- Directed by: Lawrence Huntington
- Written by: Lawrence Huntington
- Produced by: Lawrence Huntington
- Starring: Derek Farr
- Cinematography: Wilkie Cooper
- Edited by: Monica Kimick
- Music by: Philip Green
- Production company: Associated British Picture Corporation
- Distributed by: Associated British-Pathe
- Release dates: 20 May 1949 (London); 5 June 1949 (United Kingdom); 29 August 1951 (United States);
- Running time: 82 minutes
- Country: United Kingdom
- Language: English
- Budget: £110,090
- Box office: £104,920 (UK)

= Man on the Run =

1949 British film noir by Lawrence Huntington

Man on the Run is a 1949 British film noir directed, written and produced by Lawrence Huntington, and starring Derek Farr, Joan Hopkins, Edward Chapman, Kenneth More and Laurence Harvey.

==Plot==
Peter Burden, an army deserter, still a fugitive in post-war Britain, wanders into a pawn shop robbery and finds himself mistakenly wanted for murder. Forced to go on the run while attempting to prove his innocence, he meets a war widow who helps him to elude the police while he looks for the real criminals.

==Cast==

- Derek Farr as Sergeant Peter Burden, alias Brown
- Joan Hopkins as Jean Adams
- Edward Chapman as Chief Inspector Mitchell
- Laurence Harvey as Detective Sergeant Lawson
- Howard Marion-Crawford as 1st paratrooper
- Alfie Bass as Bert the barge mate
- John Bailey as Dan Underwood, burglar
- John Stuart as Detective Inspector Jim McBane
- Edward Underdown as Slim Elfey, burglar missing fingers
- Leslie Perrins as Charlie the fence
- Kenneth More as Corporal Newman the blackmailer
- Martin Miller as Tony, cafe proprietor
- Cameron Hall as Reg Hawkins
- Eleanor Summerfield as May Baker, Anchor Hotel
- Anthony Nicholls as station Inspector (Wapping)
- Valentine Dyall as Army Judge advocate
- Howard Douglas as Sweeny (the bargee)
- Laurence Ray as Andy
- Bruce Belfrage as BBC announcer
- Robert Adair as Morgan
- Charles Paton as 2nd hand clothes shop proprietor
- Basil Cunard as 2nd pub type (Soho pub)
- Jack McNaughton as 1st pub type (Soho pub)
- Virginia Winter as 1st barmaid (Soho pub)
- Margaret Goodman as Rosa
- La lage Lewis as Lily
- Patrick Barr as plain clothes man (cab scene)
- Gerald Case as policeman (Waterloo Bridge)
- John Boxer as radio control officer
- Roy Russell as Mobile Police Sergeant
- R Stuart Lindsell as Elliott
- Arthur Mullard as man standing at the bar (uncredited)

==Reception==

=== Box office ===
As of 1 April 1950 the film earned distributor's gross receipts of £64,453 in the UK, of which £35,947 went to the producer. The film made a loss of £74,142.

=== Critical ===
The Monthly Film Bulletin wrote: "Although this film has good atmosphere provided by the authentic setting in Soho, it is singularly lacking in enterprise and originality, and fails to maintain the suspense and excitement of the opening sequence. This might have been a swift exciting chase film if lengthy moralising on the highly controversial subject of clemency for deserters had been avoided, and tasteful subtlety shewn by leaving the hero's reason for deserting to our imagination, instead of explaining his behaviour with maudlin sentimental excuses. The unnecessary inclusion of the court-martial after the climax of the film results in pure bathos."

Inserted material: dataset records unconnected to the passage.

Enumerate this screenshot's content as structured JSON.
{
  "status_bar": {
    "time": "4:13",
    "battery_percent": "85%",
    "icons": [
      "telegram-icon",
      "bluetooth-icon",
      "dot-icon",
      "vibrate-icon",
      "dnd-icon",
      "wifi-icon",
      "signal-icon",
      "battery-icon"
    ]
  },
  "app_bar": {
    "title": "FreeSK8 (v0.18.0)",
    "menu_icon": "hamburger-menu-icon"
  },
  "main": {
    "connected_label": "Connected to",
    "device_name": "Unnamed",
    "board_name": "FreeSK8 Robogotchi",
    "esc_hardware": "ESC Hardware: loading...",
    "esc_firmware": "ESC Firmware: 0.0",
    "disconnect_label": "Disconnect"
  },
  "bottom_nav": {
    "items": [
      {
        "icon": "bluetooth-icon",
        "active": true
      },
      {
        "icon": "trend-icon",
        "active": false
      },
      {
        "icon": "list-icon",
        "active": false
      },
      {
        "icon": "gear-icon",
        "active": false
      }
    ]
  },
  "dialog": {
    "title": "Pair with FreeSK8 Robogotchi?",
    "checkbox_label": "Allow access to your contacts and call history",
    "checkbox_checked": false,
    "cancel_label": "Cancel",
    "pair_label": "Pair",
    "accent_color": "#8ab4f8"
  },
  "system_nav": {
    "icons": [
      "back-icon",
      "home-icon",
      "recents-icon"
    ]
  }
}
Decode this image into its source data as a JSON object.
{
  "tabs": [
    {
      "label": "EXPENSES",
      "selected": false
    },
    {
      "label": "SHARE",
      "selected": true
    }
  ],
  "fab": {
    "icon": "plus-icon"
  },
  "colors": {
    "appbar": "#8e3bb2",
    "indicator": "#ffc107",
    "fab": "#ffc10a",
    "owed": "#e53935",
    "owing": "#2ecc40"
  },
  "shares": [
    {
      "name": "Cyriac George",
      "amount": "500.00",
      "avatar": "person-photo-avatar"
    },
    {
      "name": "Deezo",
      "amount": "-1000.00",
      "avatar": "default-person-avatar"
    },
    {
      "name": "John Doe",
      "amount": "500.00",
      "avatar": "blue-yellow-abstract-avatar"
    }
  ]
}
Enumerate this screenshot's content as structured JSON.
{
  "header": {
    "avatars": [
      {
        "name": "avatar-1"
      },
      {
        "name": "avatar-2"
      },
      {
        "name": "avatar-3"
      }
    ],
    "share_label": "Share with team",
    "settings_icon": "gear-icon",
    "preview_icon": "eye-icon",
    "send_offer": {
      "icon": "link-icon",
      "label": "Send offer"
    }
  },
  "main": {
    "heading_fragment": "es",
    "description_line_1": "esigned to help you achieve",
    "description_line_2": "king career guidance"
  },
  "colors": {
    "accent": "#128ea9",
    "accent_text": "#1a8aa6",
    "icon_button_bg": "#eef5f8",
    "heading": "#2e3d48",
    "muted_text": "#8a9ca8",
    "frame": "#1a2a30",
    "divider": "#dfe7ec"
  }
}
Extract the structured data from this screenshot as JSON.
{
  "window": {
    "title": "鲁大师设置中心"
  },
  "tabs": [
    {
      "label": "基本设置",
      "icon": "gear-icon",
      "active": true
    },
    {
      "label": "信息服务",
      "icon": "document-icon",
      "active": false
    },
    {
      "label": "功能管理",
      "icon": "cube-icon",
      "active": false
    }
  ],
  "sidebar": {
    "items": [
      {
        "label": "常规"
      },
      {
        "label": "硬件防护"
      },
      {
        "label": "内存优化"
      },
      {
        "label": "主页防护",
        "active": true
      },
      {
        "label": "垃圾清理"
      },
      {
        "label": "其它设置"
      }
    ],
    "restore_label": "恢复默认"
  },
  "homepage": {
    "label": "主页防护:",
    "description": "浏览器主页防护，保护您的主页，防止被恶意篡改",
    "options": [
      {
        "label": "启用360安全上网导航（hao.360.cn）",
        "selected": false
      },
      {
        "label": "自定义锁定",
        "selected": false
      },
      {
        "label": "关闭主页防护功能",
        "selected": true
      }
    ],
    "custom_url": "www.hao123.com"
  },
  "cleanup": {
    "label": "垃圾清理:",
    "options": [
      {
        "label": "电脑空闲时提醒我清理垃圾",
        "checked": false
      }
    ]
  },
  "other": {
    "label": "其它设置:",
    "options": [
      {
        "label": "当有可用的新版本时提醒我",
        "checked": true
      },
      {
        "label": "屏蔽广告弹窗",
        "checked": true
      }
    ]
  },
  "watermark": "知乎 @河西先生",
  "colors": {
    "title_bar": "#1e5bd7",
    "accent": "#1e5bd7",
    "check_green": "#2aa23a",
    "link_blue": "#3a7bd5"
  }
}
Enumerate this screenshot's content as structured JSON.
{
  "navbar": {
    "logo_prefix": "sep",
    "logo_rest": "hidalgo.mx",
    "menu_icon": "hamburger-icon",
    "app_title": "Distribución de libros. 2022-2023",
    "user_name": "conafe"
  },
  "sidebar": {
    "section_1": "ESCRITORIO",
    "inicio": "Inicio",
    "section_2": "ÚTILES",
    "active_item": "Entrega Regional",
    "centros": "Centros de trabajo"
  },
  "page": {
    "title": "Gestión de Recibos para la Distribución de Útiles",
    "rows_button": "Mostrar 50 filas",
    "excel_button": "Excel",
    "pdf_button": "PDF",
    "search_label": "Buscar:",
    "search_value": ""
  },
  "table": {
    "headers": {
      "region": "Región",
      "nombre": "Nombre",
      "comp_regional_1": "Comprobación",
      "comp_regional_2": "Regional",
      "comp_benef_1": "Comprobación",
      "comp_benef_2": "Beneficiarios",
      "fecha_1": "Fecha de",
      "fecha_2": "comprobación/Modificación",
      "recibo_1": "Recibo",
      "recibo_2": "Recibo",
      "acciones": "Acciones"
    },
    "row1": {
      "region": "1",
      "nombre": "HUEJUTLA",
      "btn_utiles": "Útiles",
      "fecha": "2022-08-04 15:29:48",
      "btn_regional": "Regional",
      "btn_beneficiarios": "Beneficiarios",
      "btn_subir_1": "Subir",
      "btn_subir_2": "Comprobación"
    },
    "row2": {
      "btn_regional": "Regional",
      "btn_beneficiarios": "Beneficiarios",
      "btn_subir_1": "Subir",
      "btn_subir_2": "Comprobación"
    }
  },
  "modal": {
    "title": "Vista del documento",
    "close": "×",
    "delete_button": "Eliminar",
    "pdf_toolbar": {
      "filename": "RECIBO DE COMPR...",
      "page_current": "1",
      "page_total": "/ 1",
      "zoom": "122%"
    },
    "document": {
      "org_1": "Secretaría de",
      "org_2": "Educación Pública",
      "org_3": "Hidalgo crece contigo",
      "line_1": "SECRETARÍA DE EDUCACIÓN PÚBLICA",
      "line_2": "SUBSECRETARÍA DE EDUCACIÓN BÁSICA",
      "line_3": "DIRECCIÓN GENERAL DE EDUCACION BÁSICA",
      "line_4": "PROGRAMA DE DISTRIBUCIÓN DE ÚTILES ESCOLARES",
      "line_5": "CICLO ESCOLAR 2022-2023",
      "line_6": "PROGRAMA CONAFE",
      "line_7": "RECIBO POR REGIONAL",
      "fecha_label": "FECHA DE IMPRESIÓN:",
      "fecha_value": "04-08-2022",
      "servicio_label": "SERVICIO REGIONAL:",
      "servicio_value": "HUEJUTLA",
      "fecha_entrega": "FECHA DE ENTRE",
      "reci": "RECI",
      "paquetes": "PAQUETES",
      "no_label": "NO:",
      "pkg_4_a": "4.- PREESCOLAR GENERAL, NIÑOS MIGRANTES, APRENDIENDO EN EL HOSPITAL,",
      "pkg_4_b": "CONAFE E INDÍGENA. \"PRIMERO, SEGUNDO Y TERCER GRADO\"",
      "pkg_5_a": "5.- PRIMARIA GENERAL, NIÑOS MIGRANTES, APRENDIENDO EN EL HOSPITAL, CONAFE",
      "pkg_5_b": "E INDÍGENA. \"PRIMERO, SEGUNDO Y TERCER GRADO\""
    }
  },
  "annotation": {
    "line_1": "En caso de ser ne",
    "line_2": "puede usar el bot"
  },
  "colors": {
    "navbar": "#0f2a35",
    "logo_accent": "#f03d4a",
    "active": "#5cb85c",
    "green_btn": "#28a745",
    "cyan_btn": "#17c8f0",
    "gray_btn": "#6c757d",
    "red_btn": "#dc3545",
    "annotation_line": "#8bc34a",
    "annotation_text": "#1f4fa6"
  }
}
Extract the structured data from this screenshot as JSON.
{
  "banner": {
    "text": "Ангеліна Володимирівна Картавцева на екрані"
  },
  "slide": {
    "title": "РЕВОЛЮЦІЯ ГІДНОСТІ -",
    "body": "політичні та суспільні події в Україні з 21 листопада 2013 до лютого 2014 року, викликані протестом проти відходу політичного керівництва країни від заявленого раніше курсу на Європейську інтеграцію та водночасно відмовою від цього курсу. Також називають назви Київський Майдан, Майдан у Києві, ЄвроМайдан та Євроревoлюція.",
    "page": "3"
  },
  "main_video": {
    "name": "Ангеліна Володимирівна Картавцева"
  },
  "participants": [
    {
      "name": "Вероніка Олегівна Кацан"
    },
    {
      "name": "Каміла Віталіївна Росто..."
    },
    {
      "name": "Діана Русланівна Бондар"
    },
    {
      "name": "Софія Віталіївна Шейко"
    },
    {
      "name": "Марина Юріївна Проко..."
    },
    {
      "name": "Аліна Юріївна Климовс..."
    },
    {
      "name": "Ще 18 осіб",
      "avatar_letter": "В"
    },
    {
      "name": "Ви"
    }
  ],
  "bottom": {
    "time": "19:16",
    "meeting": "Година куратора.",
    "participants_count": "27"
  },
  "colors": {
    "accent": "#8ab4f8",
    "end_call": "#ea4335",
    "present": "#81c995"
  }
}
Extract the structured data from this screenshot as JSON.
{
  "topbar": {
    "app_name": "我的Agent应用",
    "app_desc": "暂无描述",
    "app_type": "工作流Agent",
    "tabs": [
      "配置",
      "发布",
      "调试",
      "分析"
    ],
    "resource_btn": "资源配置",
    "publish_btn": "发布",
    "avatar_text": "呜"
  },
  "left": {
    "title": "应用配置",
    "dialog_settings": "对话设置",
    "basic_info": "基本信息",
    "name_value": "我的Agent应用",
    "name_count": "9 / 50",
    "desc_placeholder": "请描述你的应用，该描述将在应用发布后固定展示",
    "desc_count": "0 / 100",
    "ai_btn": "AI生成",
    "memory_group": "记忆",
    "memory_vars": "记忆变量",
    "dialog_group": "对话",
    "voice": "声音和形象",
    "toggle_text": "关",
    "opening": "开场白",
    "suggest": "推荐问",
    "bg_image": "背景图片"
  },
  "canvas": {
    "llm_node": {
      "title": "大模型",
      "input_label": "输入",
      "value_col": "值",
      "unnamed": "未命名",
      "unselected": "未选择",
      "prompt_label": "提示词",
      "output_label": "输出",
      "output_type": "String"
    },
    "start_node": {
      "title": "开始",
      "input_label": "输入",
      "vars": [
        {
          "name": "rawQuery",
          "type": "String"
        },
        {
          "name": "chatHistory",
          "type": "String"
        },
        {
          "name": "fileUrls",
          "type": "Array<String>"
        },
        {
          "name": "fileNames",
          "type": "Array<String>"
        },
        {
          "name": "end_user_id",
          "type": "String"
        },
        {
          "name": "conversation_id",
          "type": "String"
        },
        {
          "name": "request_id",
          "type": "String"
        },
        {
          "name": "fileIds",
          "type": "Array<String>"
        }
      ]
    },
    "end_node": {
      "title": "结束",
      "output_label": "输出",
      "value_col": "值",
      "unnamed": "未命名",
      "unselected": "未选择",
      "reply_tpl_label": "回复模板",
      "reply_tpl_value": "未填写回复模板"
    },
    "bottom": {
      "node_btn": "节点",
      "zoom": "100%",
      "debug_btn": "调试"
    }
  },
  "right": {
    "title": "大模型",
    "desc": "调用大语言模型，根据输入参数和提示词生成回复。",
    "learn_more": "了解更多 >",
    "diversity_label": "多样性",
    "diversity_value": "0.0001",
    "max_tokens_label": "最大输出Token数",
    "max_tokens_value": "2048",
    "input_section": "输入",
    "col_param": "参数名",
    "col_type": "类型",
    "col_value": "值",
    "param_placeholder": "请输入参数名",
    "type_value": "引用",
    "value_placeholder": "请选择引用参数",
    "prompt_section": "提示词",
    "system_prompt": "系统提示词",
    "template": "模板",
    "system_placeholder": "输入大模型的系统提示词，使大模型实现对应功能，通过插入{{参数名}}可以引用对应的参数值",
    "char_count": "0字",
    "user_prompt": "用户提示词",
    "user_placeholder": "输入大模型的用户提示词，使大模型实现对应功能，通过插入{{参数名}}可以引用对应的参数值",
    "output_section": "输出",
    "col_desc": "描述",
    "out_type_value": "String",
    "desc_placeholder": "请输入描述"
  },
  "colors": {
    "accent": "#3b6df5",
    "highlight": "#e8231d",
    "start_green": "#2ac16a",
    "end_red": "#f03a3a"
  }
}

Kine Weekly wrote: "Obviously inspired by the Antiquis murder, it leans somewhat heavily on the long arm of coincidence, but smooth acting and direction enable it to put up a good case for the harassed hero and underline its point with well-timed thrills."

Picture Show wrote: "Vigorously acted and directed, this is a topical melodrama of an Army deserter. It is exciting and romantic, even if at times a little far-fetched."

In British Sound Films: The Studio Years 1928–1959 David Quinlan rated the film as "average", writing: "Pacy thrills and spills if not much credibility."